Coming back from pregnancy and a large time out of football, Morgan will likely not provide the same on-the-pitch impact as the other American additions, but it's the epitome of a 'sensible transfer' from Spurs.
Clubs traditionally make 7.5% commission from shirt and merchandise sales. At £70 per shirt, it would take 19,048 to be sold to earn the club more than the £100,000 prize money that the winner of the division receives. With more followers on Instagram than the club's official account, it would not be a difficult feat for Alex Morgan's total 13.3m followers across Twitter and Instagram to convert that number of people.
With their big-name signings, Tottenham Hotspur and Manchester United have placed themselves in the spotlight in women's football's biggest market. Despite both clubs being in the top flight for only their second year, they have, at least commercially, now earned themselves a spot among the biggest through their latest signings.

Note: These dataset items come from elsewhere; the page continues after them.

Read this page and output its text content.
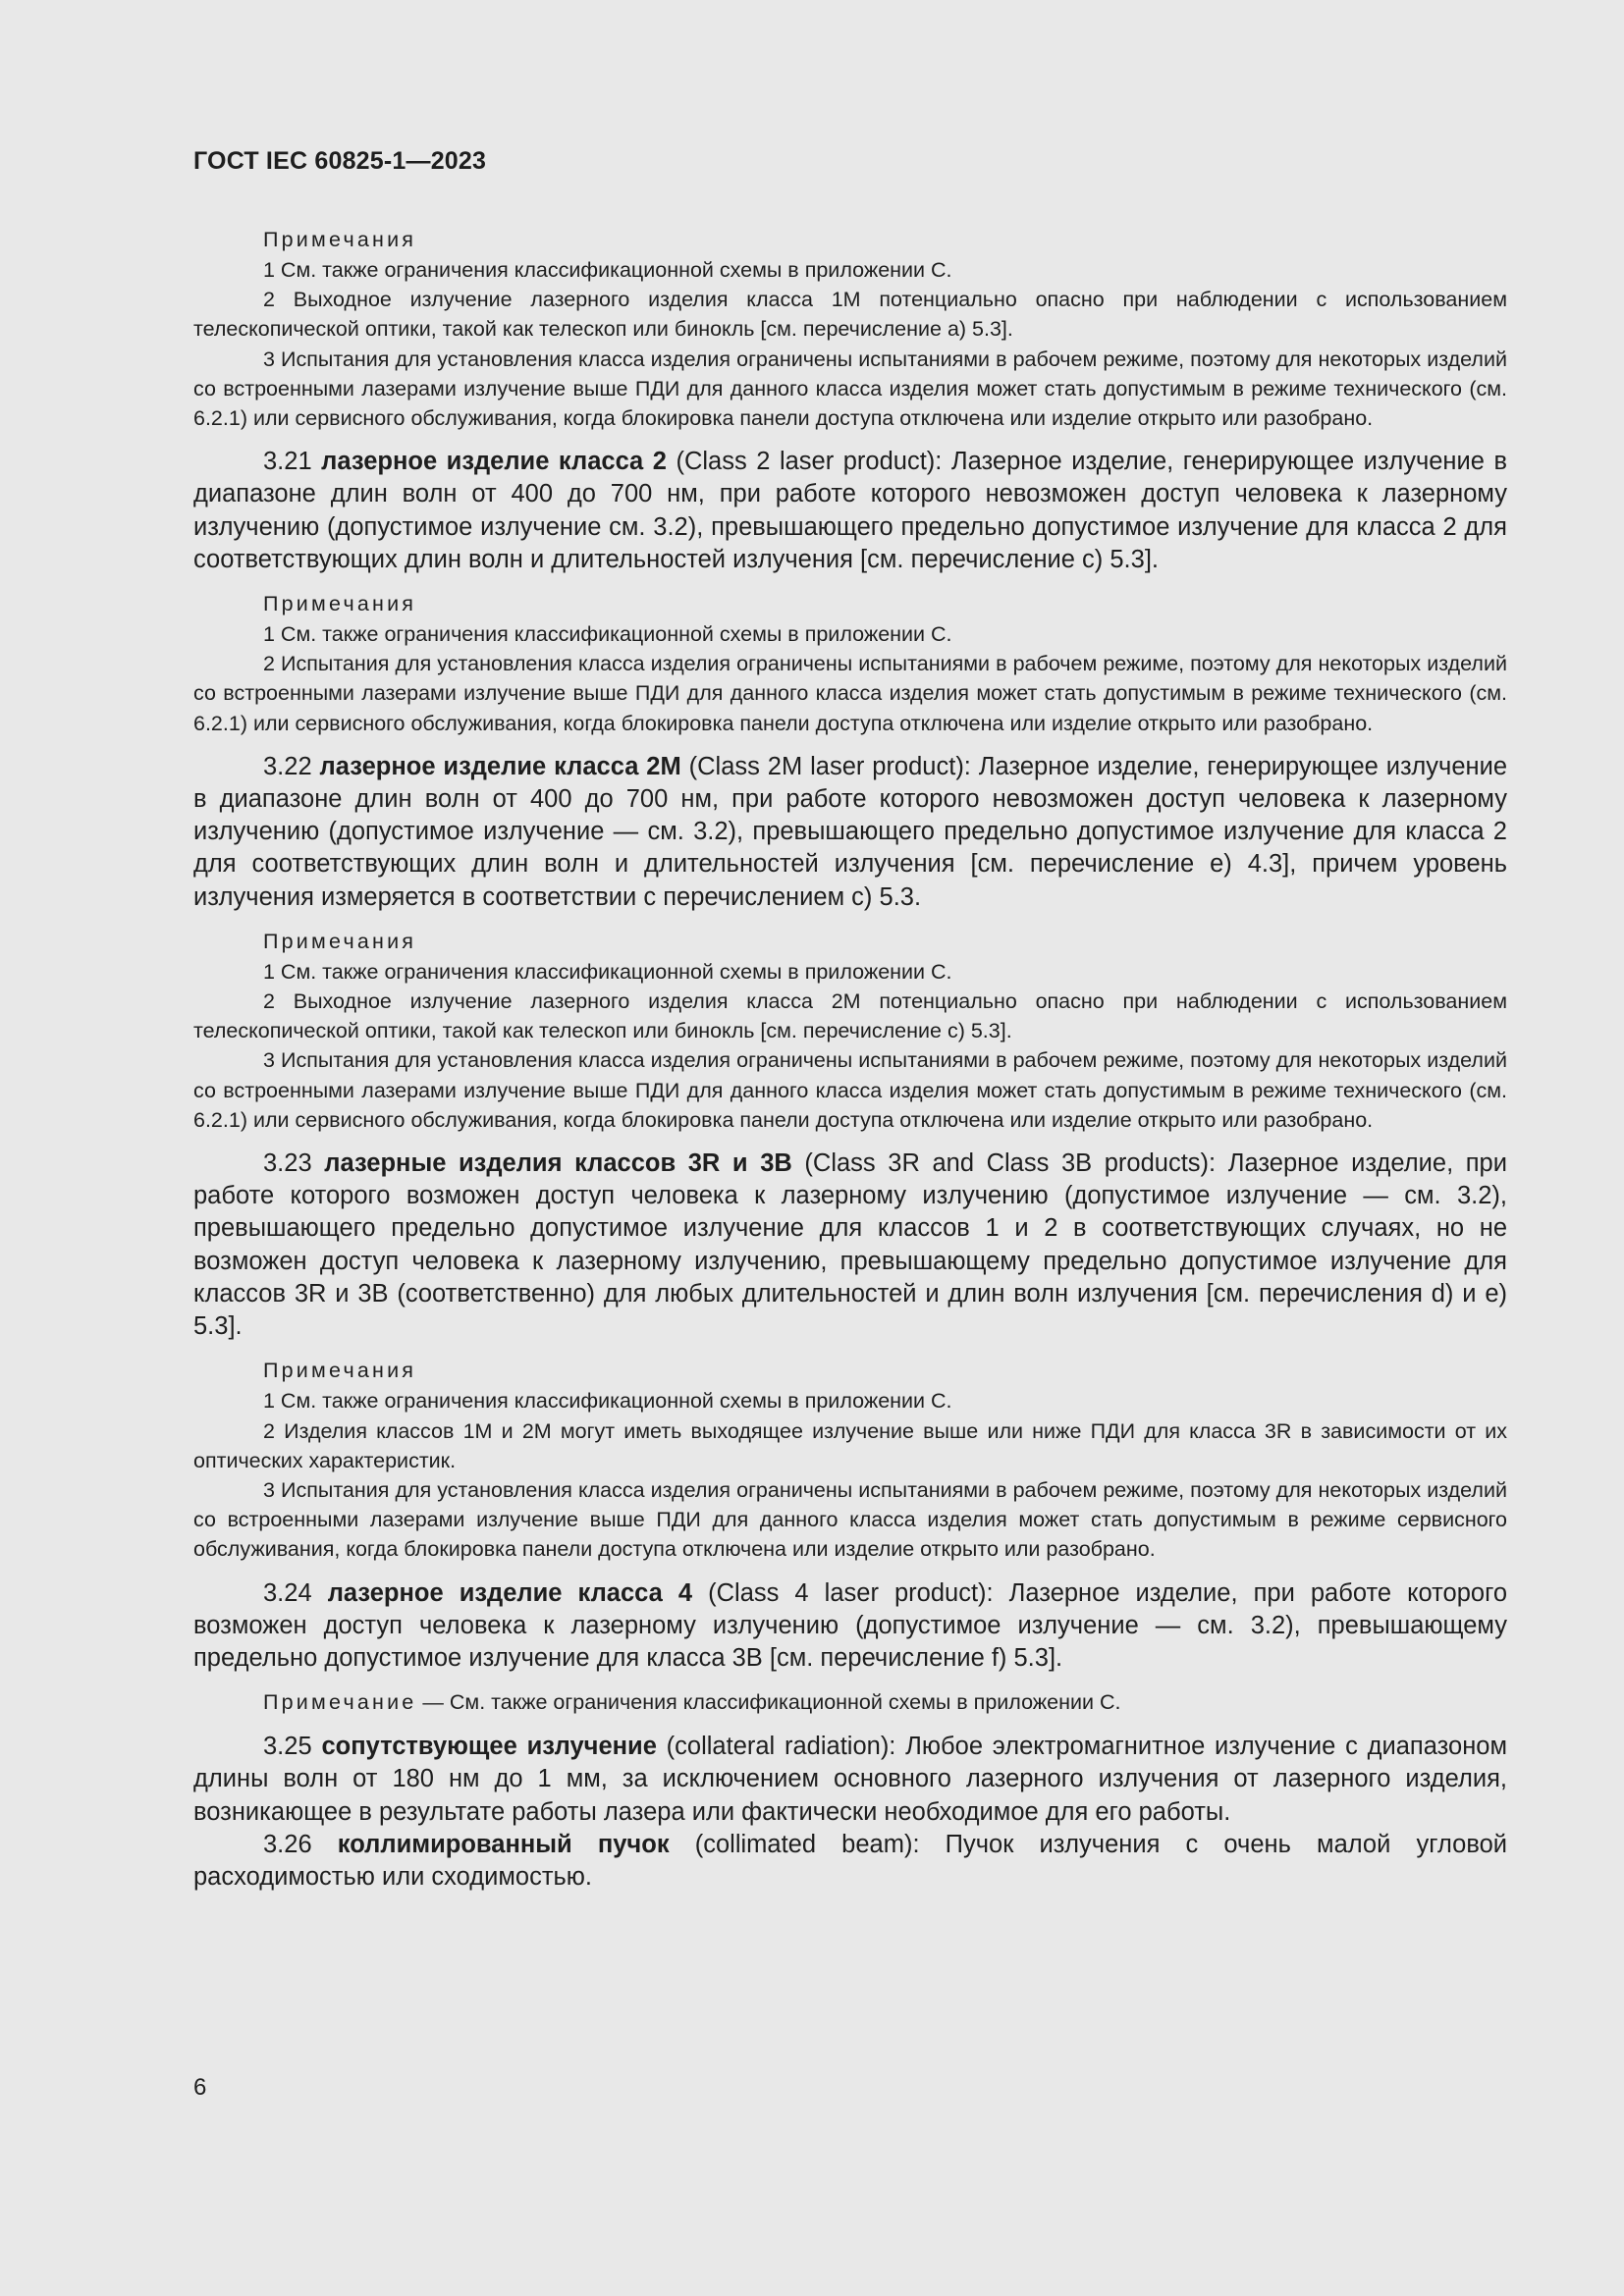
ГОСТ IEC 60825-1—2023
Примечания
1 См. также ограничения классификационной схемы в приложении C.
2 Выходное излучение лазерного изделия класса 1М потенциально опасно при наблюдении с использованием телескопической оптики, такой как телескоп или бинокль [см. перечисление a) 5.3].
3 Испытания для установления класса изделия ограничены испытаниями в рабочем режиме, поэтому для некоторых изделий со встроенными лазерами излучение выше ПДИ для данного класса изделия может стать допустимым в режиме технического (см. 6.2.1) или сервисного обслуживания, когда блокировка панели доступа отключена или изделие открыто или разобрано.

3.21 лазерное изделие класса 2 (Class 2 laser product): Лазерное изделие, генерирующее излучение в диапазоне длин волн от 400 до 700 нм, при работе которого невозможен доступ человека к лазерному излучению (допустимое излучение см. 3.2), превышающего предельно допустимое излучение для класса 2 для соответствующих длин волн и длительностей излучения [см. перечисление c) 5.3].

Примечания
1 См. также ограничения классификационной схемы в приложении C.
2 Испытания для установления класса изделия ограничены испытаниями в рабочем режиме, поэтому для некоторых изделий со встроенными лазерами излучение выше ПДИ для данного класса изделия может стать допустимым в режиме технического (см. 6.2.1) или сервисного обслуживания, когда блокировка панели доступа отключена или изделие открыто или разобрано.

3.22 лазерное изделие класса 2М (Class 2M laser product): Лазерное изделие, генерирующее излучение в диапазоне длин волн от 400 до 700 нм, при работе которого невозможен доступ человека к лазерному излучению (допустимое излучение — см. 3.2), превышающего предельно допустимое излучение для класса 2 для соответствующих длин волн и длительностей излучения [см. перечисление e) 4.3], причем уровень излучения измеряется в соответствии с перечислением c) 5.3.

Примечания
1 См. также ограничения классификационной схемы в приложении C.
2 Выходное излучение лазерного изделия класса 2М потенциально опасно при наблюдении с использованием телескопической оптики, такой как телескоп или бинокль [см. перечисление c) 5.3].
3 Испытания для установления класса изделия ограничены испытаниями в рабочем режиме, поэтому для некоторых изделий со встроенными лазерами излучение выше ПДИ для данного класса изделия может стать допустимым в режиме технического (см. 6.2.1) или сервисного обслуживания, когда блокировка панели доступа отключена или изделие открыто или разобрано.

3.23 лазерные изделия классов 3R и 3B (Class 3R and Class 3B products): Лазерное изделие, при работе которого возможен доступ человека к лазерному излучению (допустимое излучение — см. 3.2), превышающего предельно допустимое излучение для классов 1 и 2 в соответствующих случаях, но не возможен доступ человека к лазерному излучению, превышающему предельно допустимое излучение для классов 3R и 3B (соответственно) для любых длительностей и длин волн излучения [см. перечисления d) и e) 5.3].

Примечания
1 См. также ограничения классификационной схемы в приложении C.
2 Изделия классов 1М и 2М могут иметь выходящее излучение выше или ниже ПДИ для класса 3R в зависимости от их оптических характеристик.
3 Испытания для установления класса изделия ограничены испытаниями в рабочем режиме, поэтому для некоторых изделий со встроенными лазерами излучение выше ПДИ для данного класса изделия может стать допустимым в режиме сервисного обслуживания, когда блокировка панели доступа отключена или изделие открыто или разобрано.

3.24 лазерное изделие класса 4 (Class 4 laser product): Лазерное изделие, при работе которого возможен доступ человека к лазерному излучению (допустимое излучение — см. 3.2), превышающему предельно допустимое излучение для класса 3B [см. перечисление f) 5.3].

Примечание — См. также ограничения классификационной схемы в приложении C.

3.25 сопутствующее излучение (collateral radiation): Любое электромагнитное излучение с диапазоном длины волн от 180 нм до 1 мм, за исключением основного лазерного излучения от лазерного изделия, возникающее в результате работы лазера или фактически необходимое для его работы.

3.26 коллимированный пучок (collimated beam): Пучок излучения с очень малой угловой расходимостью или сходимостью.

6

For Spurs, who do not have one of the biggest brand names in the world behind them, Alex Morgan will help to grow both the men's and women's side's popularity in the country with the addition of Gareth Bale adding a sense of familiarity in a market where Real Madrid already carry the same brand familiarity as the likes of United.

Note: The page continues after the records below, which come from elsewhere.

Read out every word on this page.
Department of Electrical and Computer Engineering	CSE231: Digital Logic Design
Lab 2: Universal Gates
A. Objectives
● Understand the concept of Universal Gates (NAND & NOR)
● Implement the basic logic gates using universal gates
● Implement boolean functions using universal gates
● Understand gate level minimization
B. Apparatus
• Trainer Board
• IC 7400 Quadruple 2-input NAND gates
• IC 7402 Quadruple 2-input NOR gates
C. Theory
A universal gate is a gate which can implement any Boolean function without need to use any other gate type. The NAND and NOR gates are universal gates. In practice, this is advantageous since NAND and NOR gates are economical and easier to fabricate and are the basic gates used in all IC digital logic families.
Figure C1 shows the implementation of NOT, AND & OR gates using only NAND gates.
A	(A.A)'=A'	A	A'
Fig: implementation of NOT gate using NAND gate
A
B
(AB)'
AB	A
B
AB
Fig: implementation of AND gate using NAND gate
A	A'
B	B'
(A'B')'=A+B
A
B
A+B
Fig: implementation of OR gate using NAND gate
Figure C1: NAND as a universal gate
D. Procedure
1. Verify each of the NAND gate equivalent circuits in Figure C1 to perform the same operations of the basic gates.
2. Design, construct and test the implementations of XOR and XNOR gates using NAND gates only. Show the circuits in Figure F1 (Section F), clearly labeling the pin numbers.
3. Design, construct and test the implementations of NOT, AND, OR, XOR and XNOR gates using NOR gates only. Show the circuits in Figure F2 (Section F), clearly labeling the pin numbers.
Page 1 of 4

Building a sustainable division
If the Women's Super League wants to stake a claim as the best women's football league in the world, it has to be able to sustain itself financially. At the moment, the majority of clubs in the division make losses and are subsidised by a men's side with little security to their own finances.
The demise of Sunderland from the top flight coinciding with the men's side's drop from the Premier League and subsequent financial struggles has already been seen and shown just how volatile women's sports can be if the financial backers opt to pull the plug.
This season, women's football in England has increased its global viewer base with deals brokered via AtaFootball to show the league in the USA, Germany and Italy - only further opening avenues for increased investment.
Domestically, the division's TV rights are available for purchase when the current English broadcast deal ends and it looks likely that Sky Sports will air WSL fixtures from the 2021/22 season onwards according to reports from the Telegraph.
More has to be done to seize the opportunities available if women's football in England is able to stand on its own financial footing. The recent round of the Continental Cup showed a state of nonchalance from broadcasters with only a handful of games available to watch on club's in-house streaming services.
An often-untapped market is there for women's football but it needs to be taken seriously for the value to be properly utilised. When fans want to spend their money, it's not good enough if a player's shirt is not available to be purchased, if women's sizes aren't available or if they do not ship internationally.